While fines may certainly be levied against the 'incorporated' body, namely Lucent Technologies, it would only be fair and just if Lucent sued Mr. McGinn to recover some of the 10's of millions it paid him in good faith (and continues to pay him in retirement at about $1.25 million/year). Following is an article published in The Motley Fool.

SEC Targets Lucent Ex-Execs

By Rich Smith November 11, 2004

Back in April, we discussed the implications of Lucent's (NYSE: LU) announcement that it is at risk of federal prosecution for possible violations of the Foreign Corrupt Practices Act (FCPA) by its Chinese subsidiary. The investigation was initiated when Lucent voluntarily informed the Securities and Exchange Commission (SEC) and Department of Justice (DOJ) of deficiencies in its internal business controls and procedures in China.

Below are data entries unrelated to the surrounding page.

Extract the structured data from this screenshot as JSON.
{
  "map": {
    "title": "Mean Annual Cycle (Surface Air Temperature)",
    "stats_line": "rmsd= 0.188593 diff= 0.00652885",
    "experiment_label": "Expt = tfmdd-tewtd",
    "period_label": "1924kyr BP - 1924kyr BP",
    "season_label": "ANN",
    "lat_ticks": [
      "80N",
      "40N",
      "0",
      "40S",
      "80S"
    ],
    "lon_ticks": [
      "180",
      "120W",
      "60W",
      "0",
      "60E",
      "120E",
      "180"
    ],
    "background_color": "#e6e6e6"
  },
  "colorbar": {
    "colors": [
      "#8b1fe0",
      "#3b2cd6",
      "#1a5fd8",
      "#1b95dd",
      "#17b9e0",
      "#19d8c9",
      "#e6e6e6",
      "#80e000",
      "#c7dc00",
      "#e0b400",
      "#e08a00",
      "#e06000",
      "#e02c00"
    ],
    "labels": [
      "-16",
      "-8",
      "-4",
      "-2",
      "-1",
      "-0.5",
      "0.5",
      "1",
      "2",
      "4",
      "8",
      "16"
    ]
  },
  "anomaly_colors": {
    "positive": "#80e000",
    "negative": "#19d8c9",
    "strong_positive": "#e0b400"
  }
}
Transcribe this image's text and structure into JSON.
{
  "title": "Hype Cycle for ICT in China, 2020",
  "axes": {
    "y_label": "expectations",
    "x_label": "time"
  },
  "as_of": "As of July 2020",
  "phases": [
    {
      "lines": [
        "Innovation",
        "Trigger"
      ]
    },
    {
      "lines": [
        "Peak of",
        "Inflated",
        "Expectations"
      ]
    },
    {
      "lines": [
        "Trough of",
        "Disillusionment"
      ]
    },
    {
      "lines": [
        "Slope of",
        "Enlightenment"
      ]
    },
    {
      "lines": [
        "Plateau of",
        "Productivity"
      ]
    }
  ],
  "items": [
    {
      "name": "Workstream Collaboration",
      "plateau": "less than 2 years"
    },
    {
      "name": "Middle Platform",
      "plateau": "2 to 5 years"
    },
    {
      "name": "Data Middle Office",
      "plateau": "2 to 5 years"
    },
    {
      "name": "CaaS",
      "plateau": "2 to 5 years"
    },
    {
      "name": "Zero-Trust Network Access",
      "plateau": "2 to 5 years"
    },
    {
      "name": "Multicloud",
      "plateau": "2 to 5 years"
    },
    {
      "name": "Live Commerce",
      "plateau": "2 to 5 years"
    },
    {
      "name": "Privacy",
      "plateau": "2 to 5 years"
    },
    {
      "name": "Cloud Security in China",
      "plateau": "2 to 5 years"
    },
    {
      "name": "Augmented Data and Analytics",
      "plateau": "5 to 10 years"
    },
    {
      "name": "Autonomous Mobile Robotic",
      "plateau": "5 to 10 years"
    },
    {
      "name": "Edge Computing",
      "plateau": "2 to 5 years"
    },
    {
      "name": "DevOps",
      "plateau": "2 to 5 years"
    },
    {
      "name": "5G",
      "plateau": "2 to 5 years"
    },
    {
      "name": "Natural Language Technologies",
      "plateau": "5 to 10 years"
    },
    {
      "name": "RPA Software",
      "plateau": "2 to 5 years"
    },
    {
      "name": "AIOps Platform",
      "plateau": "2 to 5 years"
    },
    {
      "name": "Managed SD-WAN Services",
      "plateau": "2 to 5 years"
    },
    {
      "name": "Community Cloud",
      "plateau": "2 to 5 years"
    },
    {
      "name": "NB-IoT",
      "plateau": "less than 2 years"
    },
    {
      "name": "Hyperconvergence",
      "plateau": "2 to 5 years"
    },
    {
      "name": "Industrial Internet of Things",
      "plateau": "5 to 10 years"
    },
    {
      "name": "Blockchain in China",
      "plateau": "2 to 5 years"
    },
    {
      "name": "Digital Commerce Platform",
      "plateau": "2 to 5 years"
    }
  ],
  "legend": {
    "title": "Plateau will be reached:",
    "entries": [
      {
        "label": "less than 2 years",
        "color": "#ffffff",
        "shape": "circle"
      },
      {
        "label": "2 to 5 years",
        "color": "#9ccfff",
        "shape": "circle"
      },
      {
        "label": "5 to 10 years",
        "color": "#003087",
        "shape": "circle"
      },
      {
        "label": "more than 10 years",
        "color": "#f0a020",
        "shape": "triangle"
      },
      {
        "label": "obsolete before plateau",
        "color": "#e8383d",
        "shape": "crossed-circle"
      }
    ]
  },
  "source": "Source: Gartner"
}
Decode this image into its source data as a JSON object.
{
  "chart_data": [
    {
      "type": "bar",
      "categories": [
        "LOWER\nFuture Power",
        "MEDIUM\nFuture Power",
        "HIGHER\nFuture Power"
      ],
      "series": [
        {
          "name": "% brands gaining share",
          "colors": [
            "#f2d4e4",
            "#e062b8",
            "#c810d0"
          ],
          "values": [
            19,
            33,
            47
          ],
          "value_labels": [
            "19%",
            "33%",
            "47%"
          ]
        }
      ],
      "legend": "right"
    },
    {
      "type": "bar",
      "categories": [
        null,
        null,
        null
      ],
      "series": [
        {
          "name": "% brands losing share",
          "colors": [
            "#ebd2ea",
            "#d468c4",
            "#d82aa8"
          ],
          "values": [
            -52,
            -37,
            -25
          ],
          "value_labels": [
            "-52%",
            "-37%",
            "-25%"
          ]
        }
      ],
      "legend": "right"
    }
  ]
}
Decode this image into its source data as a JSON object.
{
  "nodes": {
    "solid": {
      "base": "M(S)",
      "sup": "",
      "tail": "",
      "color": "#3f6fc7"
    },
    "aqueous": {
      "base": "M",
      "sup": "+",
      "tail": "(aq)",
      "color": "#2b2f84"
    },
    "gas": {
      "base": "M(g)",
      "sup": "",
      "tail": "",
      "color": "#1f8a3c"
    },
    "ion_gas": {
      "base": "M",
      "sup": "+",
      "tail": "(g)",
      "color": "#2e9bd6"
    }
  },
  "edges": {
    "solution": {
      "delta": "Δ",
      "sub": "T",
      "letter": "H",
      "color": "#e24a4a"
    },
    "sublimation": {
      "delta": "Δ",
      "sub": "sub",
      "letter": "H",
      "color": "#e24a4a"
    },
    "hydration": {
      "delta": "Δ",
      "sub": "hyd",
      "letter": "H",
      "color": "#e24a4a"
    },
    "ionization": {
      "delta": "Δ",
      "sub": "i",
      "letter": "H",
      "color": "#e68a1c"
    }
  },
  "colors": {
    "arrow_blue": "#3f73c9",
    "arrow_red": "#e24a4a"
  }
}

Ordinarily, you might expect the Feds to cut a company some slack when it rats itself out like this (although that hasn't been the case with other forthcoming companies such as Titan (NYSE: TTN), which saw its sale to Lockheed Martin (NYSE: LMT) fall through over a similar investigation). And in any case, Lucent's in a rather tricky position here because at the time it informed the SEC and DOJ of its China situation, these agencies were already looking into an alleged FCPA violation by Lucent in Saudi Arabia.

Earlier this week, the Saudi situation took a turn for the worse. On Monday, Lucent announced that Richard McGinn, Lucent's CEO from 1996 to 2000, and two other ex-Lucent officers have received 'Wells notices' from the SEC, advising that they may be civilly charged with bribery, failure to keep accurate accounting records, and failure to maintain adequate internal controls over company funds. Investors may be tempted to take heart from this announcement, as it was addressed to the officers themselves and not to the company. But that would be a mistake.

One of the key provisions of the FCPA is that it makes a company liable for the acts of its agents. Thus, if the ex-Lucent execs are found to have done something improper here, it will logically follow that the company was at fault as well. Moreover, the fact that the SEC is proceeding to the formal investigation stage strongly suggests that the SEC thinks its charges have merit, and will continue to pursue them.

As we pointed out back in April, 'these investigations tend to drag on, and to drag down a targeted company's stock price while they last. Lucent shareholders may well be in for a long next few months.' And indeed, since that article ran, Lucent's stock has dropped 15% in value, despite the company (1) turning in its first profitable year since 2000 and (2) being granted a windfall tax refund by the IRS in the meantime.